Two-dimensional images to three-dimensional scene mapping using NeRF on an AMD GPU

This tutorial aims to explain the fundamentals of NeRF and its implementation in PyTorch. The code used in this tutorial is inspired by Mason McGough’s colab notebook and is implemented on an AMD GPU.

Neural Radiance Field

Neural Radiance Field (NeRF) is a three-dimensional (3D) scene function generated from two-dimensional (2D) images to synthesize novel views of a given scene. Inspired by classical volumetric rendering techniques, NeRF parametrizes the scene function using a neural network. The neural network used in this paper is a simple multilayer perceptron (MLP) network.

Using a set of 2D images for a scene taken from different views, you can model a 3D function. To do this, you need to map the geometry of the scene using camera parameters (θ, φ) and positions sampled from the 2D images (x, y, z). View synthesis describes the new views that you can generate from this 3D function. Volume rendering refers to projecting novel views to respective 2D images using rendering techniques.

There are many ways to render a novel synthesized view. The two most common ways are:

• Mesh-based rendering

• Volume rendering

Training a mesh is slow and difficult due to poor landscaping of the loss function or getting stuck in a local minimum. Whereas Volumetric rendering is easily differentiable as well as easy to render. The authors of the NeRF paper optimized the continuous volumetric scene function parametrized using a fully-connected network that was trained on L2 loss between predicted and actual red-green-blue (RGB) maps. The success of their approach over existing work on volumetric scene modeling can be attributed to:

• 5D radiance fields: The input for the model consists of five-dimensional (5D) coordinates (three spatial units [x,y,z] and two camera directions [θ, φ]). Unlike previous works that were limited to simple shapes, resulting in oversmoothed renderings, 5D radiance field enabled mapping of complex scenes and synthesizing photorealistic views. Given 5D input(x, y, z, θ, φ), the model outputs RGB color/radiance and density for each pixel in the synthesized view.

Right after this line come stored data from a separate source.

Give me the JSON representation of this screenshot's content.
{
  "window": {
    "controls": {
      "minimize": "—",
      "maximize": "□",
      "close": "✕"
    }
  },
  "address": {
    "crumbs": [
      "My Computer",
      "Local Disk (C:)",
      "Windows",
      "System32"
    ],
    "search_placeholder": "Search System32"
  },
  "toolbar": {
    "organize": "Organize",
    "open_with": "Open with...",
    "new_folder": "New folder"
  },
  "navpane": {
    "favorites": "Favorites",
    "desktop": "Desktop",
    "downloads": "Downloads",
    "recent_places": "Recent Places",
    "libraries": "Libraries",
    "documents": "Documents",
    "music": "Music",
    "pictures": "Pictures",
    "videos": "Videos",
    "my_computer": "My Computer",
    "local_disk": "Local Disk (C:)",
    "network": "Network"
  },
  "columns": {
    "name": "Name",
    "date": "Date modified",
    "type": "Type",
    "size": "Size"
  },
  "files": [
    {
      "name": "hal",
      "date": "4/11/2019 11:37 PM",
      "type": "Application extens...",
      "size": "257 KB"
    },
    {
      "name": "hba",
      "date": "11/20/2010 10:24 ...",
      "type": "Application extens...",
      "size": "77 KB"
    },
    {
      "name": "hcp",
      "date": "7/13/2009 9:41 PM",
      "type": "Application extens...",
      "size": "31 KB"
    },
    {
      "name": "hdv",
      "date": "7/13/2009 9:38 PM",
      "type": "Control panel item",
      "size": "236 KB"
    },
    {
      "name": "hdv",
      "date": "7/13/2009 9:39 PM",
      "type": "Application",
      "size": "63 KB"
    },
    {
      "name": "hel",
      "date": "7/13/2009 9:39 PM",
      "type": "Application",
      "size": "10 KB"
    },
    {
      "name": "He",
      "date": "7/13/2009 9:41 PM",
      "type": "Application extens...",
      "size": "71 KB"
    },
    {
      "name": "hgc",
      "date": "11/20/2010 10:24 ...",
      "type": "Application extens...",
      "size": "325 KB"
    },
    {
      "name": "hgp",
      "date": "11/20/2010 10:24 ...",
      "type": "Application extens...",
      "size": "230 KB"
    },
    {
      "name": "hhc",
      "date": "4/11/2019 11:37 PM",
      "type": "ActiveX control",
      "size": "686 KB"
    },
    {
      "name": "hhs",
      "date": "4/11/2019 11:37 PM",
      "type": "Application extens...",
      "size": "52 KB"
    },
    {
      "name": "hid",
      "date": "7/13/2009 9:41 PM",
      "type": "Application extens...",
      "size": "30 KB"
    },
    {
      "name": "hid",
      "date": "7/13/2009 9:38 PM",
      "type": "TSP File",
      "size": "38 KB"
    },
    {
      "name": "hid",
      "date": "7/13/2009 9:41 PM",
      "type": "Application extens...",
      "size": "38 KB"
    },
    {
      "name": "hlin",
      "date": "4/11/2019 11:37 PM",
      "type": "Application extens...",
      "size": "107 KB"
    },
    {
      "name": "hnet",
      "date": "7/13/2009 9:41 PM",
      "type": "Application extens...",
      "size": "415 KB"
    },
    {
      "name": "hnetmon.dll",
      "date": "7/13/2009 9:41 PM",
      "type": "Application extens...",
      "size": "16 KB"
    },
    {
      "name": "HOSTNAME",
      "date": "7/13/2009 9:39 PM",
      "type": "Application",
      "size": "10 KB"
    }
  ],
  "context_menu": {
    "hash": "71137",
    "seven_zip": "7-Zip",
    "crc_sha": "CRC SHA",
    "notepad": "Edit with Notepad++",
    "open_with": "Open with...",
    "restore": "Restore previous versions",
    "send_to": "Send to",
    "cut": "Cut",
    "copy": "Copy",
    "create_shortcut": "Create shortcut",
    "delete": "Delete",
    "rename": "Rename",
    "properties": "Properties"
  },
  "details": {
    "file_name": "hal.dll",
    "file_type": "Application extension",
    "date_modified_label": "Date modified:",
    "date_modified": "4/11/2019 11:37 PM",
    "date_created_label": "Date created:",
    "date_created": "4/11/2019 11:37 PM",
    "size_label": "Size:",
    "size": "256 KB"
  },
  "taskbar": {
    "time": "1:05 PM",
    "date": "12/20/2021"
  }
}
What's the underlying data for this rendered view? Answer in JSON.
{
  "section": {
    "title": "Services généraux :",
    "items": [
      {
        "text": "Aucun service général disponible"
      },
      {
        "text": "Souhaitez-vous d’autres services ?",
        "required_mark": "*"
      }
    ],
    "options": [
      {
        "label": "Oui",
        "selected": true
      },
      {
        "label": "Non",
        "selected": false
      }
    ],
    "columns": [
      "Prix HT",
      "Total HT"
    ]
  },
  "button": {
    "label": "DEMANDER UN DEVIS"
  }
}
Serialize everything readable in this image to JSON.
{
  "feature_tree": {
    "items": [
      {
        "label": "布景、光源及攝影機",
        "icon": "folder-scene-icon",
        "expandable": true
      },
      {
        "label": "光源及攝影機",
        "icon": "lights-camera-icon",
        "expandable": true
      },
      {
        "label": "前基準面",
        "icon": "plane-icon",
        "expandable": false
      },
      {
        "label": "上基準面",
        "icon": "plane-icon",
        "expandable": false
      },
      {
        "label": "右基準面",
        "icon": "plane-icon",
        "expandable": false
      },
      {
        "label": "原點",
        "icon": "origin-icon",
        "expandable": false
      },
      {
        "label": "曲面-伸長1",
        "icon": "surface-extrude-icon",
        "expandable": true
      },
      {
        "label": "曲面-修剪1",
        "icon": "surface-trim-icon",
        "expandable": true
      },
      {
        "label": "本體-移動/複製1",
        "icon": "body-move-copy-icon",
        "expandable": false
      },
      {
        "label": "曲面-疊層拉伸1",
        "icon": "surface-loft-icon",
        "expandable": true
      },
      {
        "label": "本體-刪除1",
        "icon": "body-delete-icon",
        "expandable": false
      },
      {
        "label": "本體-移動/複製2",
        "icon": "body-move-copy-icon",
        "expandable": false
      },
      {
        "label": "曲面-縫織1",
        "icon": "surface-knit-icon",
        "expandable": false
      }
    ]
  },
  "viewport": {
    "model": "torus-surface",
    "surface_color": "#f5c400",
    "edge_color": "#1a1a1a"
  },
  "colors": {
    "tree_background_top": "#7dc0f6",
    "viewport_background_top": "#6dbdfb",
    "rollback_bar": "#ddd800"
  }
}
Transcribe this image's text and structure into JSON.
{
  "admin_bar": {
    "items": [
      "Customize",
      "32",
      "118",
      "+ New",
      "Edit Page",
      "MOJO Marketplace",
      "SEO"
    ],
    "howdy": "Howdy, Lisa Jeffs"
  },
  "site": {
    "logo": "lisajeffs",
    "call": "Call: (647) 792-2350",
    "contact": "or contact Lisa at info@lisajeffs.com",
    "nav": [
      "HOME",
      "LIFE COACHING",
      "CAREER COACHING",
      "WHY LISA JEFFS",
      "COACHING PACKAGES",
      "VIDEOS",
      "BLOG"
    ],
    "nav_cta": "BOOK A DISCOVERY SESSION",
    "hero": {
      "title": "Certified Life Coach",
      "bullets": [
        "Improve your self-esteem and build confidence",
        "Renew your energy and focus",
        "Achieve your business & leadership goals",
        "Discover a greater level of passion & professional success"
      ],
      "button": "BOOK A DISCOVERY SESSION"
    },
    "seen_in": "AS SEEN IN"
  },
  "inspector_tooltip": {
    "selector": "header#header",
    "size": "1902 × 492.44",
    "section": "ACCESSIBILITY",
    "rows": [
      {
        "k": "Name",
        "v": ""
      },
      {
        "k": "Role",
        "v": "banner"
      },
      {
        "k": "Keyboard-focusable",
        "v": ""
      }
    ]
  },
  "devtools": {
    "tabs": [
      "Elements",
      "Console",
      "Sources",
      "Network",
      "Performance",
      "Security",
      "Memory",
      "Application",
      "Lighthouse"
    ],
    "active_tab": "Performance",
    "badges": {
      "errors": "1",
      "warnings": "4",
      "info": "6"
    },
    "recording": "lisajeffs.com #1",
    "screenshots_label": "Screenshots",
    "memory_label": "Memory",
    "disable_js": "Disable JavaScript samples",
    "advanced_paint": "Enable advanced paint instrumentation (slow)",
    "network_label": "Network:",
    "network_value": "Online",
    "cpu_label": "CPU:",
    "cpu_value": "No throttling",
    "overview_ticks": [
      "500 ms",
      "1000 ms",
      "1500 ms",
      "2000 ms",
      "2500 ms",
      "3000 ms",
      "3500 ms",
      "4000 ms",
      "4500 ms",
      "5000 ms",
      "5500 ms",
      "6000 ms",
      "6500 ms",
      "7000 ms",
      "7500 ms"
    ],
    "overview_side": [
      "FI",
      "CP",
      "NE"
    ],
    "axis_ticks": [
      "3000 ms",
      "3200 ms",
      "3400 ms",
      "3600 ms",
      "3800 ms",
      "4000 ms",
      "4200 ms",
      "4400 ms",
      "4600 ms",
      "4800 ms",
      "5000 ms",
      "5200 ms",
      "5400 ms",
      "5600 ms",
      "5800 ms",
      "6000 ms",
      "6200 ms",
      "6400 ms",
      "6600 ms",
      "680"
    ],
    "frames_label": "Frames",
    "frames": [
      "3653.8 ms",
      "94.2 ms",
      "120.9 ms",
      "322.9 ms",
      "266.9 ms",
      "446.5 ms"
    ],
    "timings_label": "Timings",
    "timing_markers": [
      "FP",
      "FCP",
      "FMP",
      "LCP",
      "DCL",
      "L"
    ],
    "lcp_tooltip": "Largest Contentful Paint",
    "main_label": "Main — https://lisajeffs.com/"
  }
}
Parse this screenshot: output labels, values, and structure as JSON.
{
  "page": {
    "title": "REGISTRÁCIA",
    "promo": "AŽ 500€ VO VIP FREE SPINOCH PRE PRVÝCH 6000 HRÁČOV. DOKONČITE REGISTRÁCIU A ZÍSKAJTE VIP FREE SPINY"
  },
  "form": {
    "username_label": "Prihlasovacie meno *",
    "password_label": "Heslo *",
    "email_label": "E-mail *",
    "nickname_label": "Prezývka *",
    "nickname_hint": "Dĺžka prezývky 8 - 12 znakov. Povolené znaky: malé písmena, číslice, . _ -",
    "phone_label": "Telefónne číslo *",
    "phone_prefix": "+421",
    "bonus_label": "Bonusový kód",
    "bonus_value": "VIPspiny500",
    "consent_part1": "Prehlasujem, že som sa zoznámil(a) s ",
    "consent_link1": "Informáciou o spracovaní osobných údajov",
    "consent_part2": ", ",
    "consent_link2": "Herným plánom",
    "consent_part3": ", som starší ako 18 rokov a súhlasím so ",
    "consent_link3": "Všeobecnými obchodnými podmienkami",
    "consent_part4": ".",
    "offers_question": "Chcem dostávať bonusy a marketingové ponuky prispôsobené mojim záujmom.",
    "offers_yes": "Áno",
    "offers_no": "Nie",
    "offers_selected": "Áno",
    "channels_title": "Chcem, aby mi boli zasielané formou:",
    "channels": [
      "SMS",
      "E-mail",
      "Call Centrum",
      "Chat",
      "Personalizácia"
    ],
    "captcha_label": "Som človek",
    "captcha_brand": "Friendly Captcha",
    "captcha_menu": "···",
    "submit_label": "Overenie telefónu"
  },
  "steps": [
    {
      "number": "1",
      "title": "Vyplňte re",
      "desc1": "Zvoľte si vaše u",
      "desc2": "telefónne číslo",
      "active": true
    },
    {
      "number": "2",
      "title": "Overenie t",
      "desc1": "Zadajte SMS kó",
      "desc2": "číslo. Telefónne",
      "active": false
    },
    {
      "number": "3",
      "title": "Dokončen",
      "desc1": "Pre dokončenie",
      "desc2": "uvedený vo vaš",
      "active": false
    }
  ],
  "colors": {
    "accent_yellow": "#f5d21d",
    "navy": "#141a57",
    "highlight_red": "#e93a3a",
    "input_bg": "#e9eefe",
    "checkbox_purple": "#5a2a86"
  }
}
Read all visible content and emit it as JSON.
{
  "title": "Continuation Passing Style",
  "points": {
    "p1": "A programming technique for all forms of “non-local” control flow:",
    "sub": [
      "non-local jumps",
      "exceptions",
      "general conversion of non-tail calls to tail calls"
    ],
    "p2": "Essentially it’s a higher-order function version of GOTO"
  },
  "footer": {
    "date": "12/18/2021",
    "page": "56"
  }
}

• Positional encoding (PE): The model applies sinusoidal PE to the 5D input before training starts. Like PE employed in transformers to induce positional information, NeRF uses PE to incorporate high frequency values to produce better quality images.

• Stratified sampling & hierarchical sampling: To increase the efficiency of volumetric rendering without increasing the number of samples, the points from each image are sampled twice in succession and trained on two different models (coarse and fine). This allows for filtering out points that are more relevant to the scene and less of the surroundings.

Implementation

In the following sections we will go through end-to-end NeRF training inspired by the official implementation and Mason McGough’s colab notebook. This experiment was carried out on ROCm 5.7.0 and PyTorch 2.0.1.

Requirements

1. Install ROCm on your system

2. Install ROCm-compatible PyTorch (uninstall other PyTorch versions)

Dataset class

As the first step, prepare the training dataset for your model. Unlike other computer vision tasks, such as classification and detection, which use convolutional neural networks (CNNs) and feed on 2D images directly, NeRF employs multilayer perceptron (MLP) and is trained on positions sampled from 2D images. To be precise, these positions are sampled from the space between the camera and 3D scene, as shown in the following image. Prior to sampling, you must first query rays from the 2D image. Then, sample points from each ray using the Stratified Sampling technique.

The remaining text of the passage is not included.